A Texas Visionary with Entrepreneurism
August 01, 2024
Appears in August 2024: School Administrator.
Profile: MARTHA SALAZAR-ZAMORA
Growing up with severe hearing loss, Martha Salazar-Zamora quickly learned the power of a strong advocate through her mother’s example.
“She advocated for my rights as a student because she recognized that I tested as a gifted and talented child but was in special education for a severe hearing loss,” recalls Salazar-Zamora, superintendent of Tomball Independent School District in Texas. “No matter what, I would be successful, but I may have to work harder because of that.”
It wasn’t until she was 17 that Salazar-Zamora’s conductive hearing loss was repaired through an ossicular chain implant. She says her mother always reminded her “never to let my disability be an inability.”
Now, Salazar-Zamora channels that energy as she pushes hard to provide opportunities for students in rapid-growth Tomball, where her work won public recognition as a 2024 finalist for National Superintendent of the Year. (Tomball went from a 9,000-student district at the beginning of her tenure in 2017 to 23,000 now.)
“I think she’s a visionary,” says Blaire Koehl, president of the parent-teacher organization at her children’s Tomball elementary school. “She’s always thinking of new ideas, innovative ideas. Even the two-way dual language program was something new to the district — so she’s always looking for ways to benefit the students and put Tomball on the map.”
John E. McStravick, school board president and a trustee for 24 years, points to the superintendent’s “drive for continuous improvement” as someone “always looking to … take it to the next level.”
Salazar-Zamora secured for her district a 70-acre space with 10 buildings by purchasing a former oil and gas company in bankruptcy. The expansive site enabled her to establish the Tomball Innovation Center, which offers career and college growth opportunities and houses the district’s early college program. Offerings include cyber security and drone development courses, 9-1-1 simulations and pilot mechanic training. Of the early college students, 100 percent have graduated with associates’ degrees.
Salazar-Zamora always is on the lookout for such opportunities. The district created a 12,000-seat stadium in a football-mad state it rents to the community for various purposes, including a television production studio.

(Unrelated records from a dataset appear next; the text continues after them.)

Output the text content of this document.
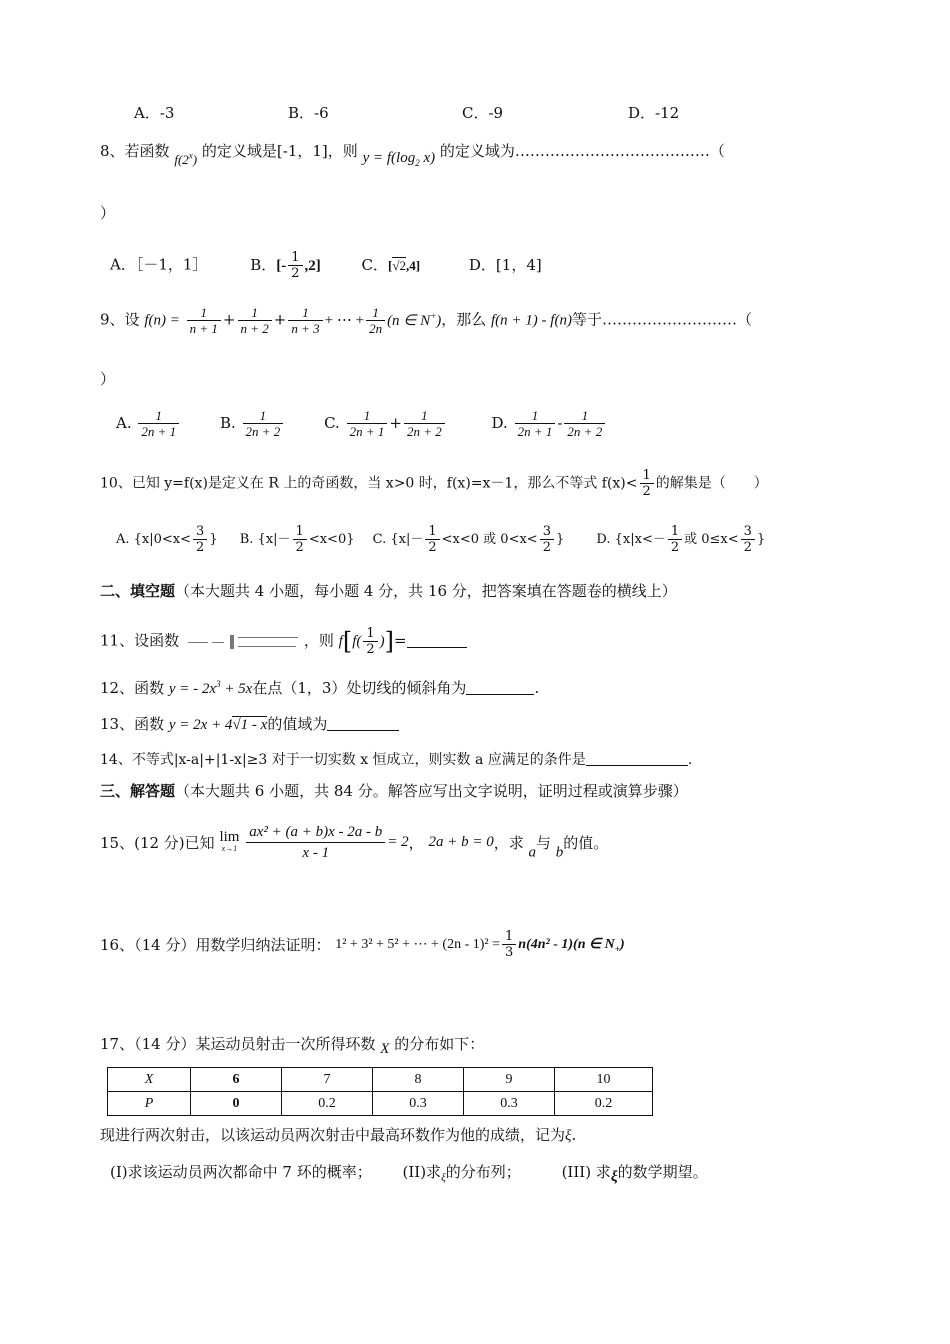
A．-3	B．-6	C．-9	D．-12
8、若函数 f(2$^x$) 的定义域是[-1，1]，则 $y = f(\log_2$ x) 的定义域为…………………………………（
）
A．［－1，1］	B．[- $\frac{1}{2} ,2$]	C．[√2,4]	D．[1，4]
9、设 $f(n) = \frac{1}{n + 1} + \frac{1}{n + 2} + \frac{1}{n + 3}$ + ⋯ + $\frac{1}{2n} (n$ ∈ N+)，那么 f(n + 1) - f(n)等于………………………（
）
A. $\frac{1}{2n + 1}$	B. $\frac{1}{2n + 2}$	C. $\frac{1}{2n + 1} + \frac{1}{2n + 2}$	D. $\frac{1}{2n + 1} - \frac{1}{2n + 2}$
10、已知 y=f(x)是定义在 R 上的奇函数，当 x>0 时，f(x)=x－1，那么不等式 $f(x)< \frac{1}{2}$ 的解集是（　　）
A. {$x|0<x< \frac{3}{2}$ } B. $\{x|- \frac{1}{2} <x<0\}$ C. {$x|- \frac{1}{2} <x<0$ 或 $0<x< \frac{3}{2}$ } D. {$x|x<- \frac{1}{2}$ 或 $0\le x< \frac{3}{2}$ }
二、填空题（本大题共 4 小题，每小题 4 分，共 16 分，把答案填在答题卷的横线上）
11、设函数	，则 $f[f( \frac{1}{2}$ )]=
12、函数 y = - $2x^3 + 5x$在点（1，3）处切线的倾斜角为	.
13、函数 y = 2x + 4√1 - x的值域为
14、不等式|x-a|+|1-x|≥3 对于一切实数 x 恒成立，则实数 a 应满足的条件是	.
三、解答题（本大题共 6 小题，共 84 分。解答应写出文字说明，证明过程或演算步骤）
15、(12 分)已知 lim
x→1
$\frac{\text{ax² + (a + b)x - 2a - b}}{x - 1} = 2$， 2a + b = 0，求 a与 b的值。
16、（14 分）用数学归纳法证明： 1² + 3² + 5² + ⋯ + $(2n - 1)^2 = \frac{1}{3} n(4n^2 - 1)(n$ ∈ $N_+$)
17、（14 分）某运动员射击一次所得环数 X 的分布如下：
X	6	7	8	9	10
P	0	0.2	0.3	0.3	0.2
现进行两次射击，以该运动员两次射击中最高环数作为他的成绩，记为ξ.
(I)求该运动员两次都命中 7 环的概率； (II)求$_\xi$的分布列；	(III) 求ξ的数学期望。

“I call myself an enterprise superintendent because it’s not often you will find superintendents are generating funds for their district,” she says.
It’s an important part of her work harkening back to her time as a student. Her philosophy? “Regardless of where you live or your circumstances … the only thing we will see as limitless are your opportunities,” she says.
Salazar-Zamora’s propensity for generating creative ideas is well recognized among colleagues. Amy Schindewolf, Tomball’s chief of staff, quips, “Her brain is always moving and always thinking.”
She adds: “A lot of ideas have come together on a napkin. We often say, ‘Oh no, she’s getting her napkin out.’ When we opened our early college high school, we were at a … conference. … She wanted to have an early college high school, and she literally passed that to me on a napkin.”
An educator for 37 years, Salazar-Zamora says being recognized as an NSOY finalist this year was “such an honor” — overwhelming enough she almost missed a flight to Italy to take the call from AASA informing her of the final four status. She doesn’t expect to stop any time soon.
Above her office door sits a sign that says “Faith will see us through.” She says, “Even on days that are difficult, I read that and think, ‘Tomorrow, I don’t have to do a job, I get to do a job that I love very much.’”
Jacqueline Hyman is assistant editor for School Administrator magazine.
Author
BIO STATS: MARTHA SALAZAR-ZAMORA
Currently: superintendent, Tomball, Texas
Previously: chief academic officer, Tomball, Texas
Age: 58
Greatest influence on career: Belen Flores, my 1st-grade teacher, was the first to show me what the true meaning of an educator is. She exemplified love and what it means to take a unique personal interest in each student.
Best professional day: Every graduation day. It’s the accumulation of all the work we do as educators.
Books at bedside: Start with Why by Simon Sinek and a daily devotional book I am reading with a group of female superintendents.
Biggest blooper: Closing a school in a previous district without community feedback.
Why I’m an AASA member: Having served on the Governing Board and now on the Executive Committee, I have learned that, as a collective body, we can make a positive difference for public education.